The Incredible Hulk movie begins with Bruce Banner living in the slums of Brazil. (You see the experiment that turned him into The Hulk during the credits.) It’s a daring visual and cultural departure from what you’d expect, and it works. The opening scenes are just a hint of the visuals that are in store for the movie. And by visuals I mean cinematography, not CGI. The CGI ranges from mostly good to occasionally great, especially when it’s combined with other elements as it is in the raining cave scene in the second half of the movie.
Part way through I decided that The Incredible Hulk movie was better than Iron Man. Part of it is that vagabond Bruce Banner is a more sympathetic character than billionaire playboy Tony Stark. It helps that Banner has a mutual love interest, while Stark has a gorgeous woman who adores him and that he neglects. Advantage: Hulk.
Iron Man wins on CGI. Part of the thrill of that movie is how well they brought Iron Man to life on the big screen. Iron Man also has the better love interest. Gwyneth Paltrow is both prettier and a better actress than Liv Tyler, who doesn’t even bother to act in her first scene. Two advantages to Iron Man.
For leading men, Robert Downey, Jr. has more charisma than mopey Edward Norton, but Norton’s mopeyness works for him here, and Tony Stark’s character is ultimately a self-absorbed jerk. Call it a draw.
Mostly, though, it comes down to the villains. Dave Campbell likes to say that superheroes are only as good as their villains. Even in the comic book Iron Man lacked for good villains. In the movie treatment the villain is Obadiah Stane (Jeff Bridges), a traitorous friend who steals the original Iron Man armor and develops a more refined suit, but it’s ultimately less powerful than Stark’s version 2.0 armor. The only reason their fight is even a contest is that in uncostumed life the bad guy sneak attacks Stark and steals his improved power supply. Otherwise Stark’s more-advanced armor would have made the fight last all of two seconds.
And what is Stane’s motivation? He wants to be, like, rich and powerful and stuff.

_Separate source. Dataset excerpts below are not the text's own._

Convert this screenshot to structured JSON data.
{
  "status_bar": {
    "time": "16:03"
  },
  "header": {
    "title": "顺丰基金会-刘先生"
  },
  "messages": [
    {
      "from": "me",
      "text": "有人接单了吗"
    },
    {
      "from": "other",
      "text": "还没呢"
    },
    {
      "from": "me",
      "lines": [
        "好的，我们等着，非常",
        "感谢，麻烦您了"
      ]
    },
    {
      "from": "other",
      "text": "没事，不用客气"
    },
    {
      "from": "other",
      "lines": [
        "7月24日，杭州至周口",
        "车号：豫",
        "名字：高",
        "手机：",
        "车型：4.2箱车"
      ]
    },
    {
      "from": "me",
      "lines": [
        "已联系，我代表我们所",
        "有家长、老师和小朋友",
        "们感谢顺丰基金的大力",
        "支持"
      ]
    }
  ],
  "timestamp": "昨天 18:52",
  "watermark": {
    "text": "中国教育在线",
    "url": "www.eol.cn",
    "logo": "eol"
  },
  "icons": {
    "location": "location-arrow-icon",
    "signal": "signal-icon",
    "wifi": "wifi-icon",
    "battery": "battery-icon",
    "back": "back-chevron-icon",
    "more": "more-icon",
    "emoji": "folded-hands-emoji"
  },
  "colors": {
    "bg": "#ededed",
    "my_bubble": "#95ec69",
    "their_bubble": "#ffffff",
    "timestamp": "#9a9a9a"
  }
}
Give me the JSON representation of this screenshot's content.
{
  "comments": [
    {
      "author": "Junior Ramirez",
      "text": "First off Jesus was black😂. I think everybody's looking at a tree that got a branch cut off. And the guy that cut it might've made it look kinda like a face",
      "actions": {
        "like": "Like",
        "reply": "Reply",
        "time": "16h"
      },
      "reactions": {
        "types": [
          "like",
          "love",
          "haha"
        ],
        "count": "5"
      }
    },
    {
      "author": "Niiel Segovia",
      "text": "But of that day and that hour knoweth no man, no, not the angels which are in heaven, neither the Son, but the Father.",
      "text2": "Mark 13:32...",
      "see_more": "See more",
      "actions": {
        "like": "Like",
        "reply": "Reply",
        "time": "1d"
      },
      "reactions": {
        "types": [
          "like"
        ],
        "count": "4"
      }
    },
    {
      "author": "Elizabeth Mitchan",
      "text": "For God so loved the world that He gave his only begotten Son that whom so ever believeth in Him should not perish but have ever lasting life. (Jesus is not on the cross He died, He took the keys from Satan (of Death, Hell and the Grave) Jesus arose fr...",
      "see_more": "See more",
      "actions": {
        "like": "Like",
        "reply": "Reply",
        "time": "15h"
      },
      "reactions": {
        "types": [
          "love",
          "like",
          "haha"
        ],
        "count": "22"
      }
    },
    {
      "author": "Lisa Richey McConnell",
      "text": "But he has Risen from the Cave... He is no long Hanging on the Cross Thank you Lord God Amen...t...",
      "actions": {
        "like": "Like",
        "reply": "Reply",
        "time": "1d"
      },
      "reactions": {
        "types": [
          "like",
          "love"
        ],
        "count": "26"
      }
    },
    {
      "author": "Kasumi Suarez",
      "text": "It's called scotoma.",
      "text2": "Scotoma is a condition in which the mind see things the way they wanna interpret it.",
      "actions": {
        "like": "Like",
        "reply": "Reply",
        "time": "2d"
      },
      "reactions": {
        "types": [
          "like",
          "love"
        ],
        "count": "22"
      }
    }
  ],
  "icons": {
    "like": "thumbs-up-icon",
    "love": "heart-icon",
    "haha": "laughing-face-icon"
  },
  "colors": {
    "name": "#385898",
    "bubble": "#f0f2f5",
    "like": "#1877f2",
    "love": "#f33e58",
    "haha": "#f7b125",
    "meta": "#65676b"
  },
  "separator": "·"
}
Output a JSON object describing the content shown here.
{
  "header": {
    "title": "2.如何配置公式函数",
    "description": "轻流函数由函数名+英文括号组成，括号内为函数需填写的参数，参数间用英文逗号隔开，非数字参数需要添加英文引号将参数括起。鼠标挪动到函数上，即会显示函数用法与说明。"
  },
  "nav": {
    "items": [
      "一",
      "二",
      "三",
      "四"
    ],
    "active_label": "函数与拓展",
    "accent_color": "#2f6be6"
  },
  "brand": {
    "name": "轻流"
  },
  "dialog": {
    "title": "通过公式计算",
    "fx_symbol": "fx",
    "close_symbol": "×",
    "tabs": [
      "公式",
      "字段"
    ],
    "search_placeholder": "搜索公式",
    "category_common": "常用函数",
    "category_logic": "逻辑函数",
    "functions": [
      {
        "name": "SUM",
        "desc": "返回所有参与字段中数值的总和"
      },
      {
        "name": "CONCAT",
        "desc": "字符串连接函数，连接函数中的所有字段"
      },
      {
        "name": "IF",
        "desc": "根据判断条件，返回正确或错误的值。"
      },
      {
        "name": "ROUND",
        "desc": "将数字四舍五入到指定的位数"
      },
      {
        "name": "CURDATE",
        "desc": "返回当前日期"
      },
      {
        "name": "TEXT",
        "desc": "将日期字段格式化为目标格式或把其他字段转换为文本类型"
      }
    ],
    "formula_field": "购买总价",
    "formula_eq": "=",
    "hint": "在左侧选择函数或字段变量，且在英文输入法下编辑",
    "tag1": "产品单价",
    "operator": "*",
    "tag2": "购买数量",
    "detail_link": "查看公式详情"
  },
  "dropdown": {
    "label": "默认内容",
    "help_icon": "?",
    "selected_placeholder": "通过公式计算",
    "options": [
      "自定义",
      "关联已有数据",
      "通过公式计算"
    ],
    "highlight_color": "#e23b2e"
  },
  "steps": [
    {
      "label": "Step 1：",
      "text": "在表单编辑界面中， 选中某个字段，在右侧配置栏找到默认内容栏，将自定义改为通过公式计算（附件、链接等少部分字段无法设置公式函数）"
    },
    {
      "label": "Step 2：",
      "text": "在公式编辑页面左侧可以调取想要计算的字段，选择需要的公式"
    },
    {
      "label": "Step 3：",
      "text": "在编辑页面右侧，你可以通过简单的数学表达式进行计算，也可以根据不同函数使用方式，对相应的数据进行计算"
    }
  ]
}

In The Incredible Hulk the villains are more threatening and their motivations are developed from the very beginning. General Ross (William Hurt) was in charge of the super soldier program that accidentally turned Bruce Banner into The Hulk. Now Ross is trying to fix his mistake without admitting he made it in the first place. All the while he’s battling for the affection of his daughter, who is in love with Banner.
Emil Blonsky (Tim Roth) is an aging soldier, past his prime, who wishes he had the vigor of his youth. After his team’s first defeat, Ross approaches Blonsky with the promise of regaining the power of youth and much more. All he has to do is take a dose of Banner’s blood to acquire a fraction of Hulk’s powers. When Ross and Blonsky fail to defeat The Hulk a second time Blonsky forces another scientist to give him even more of Banner’s blood, which turns him into the brutish, Hulk-like Abomination for the film’s final battle.
So for the villains we have, on the Iron Man side, The Dude. On the Hulk side, William Hurt and Tim Roth. Advantage: Hulk.
I’ll have to watch both when they come out on DVD to be sure, but I’m pretty sure “The Incredible Hulk” is a better comic book movie than Iron Man, but mostly because Iron Man didn’t bother to spend much time fighting a supervillian.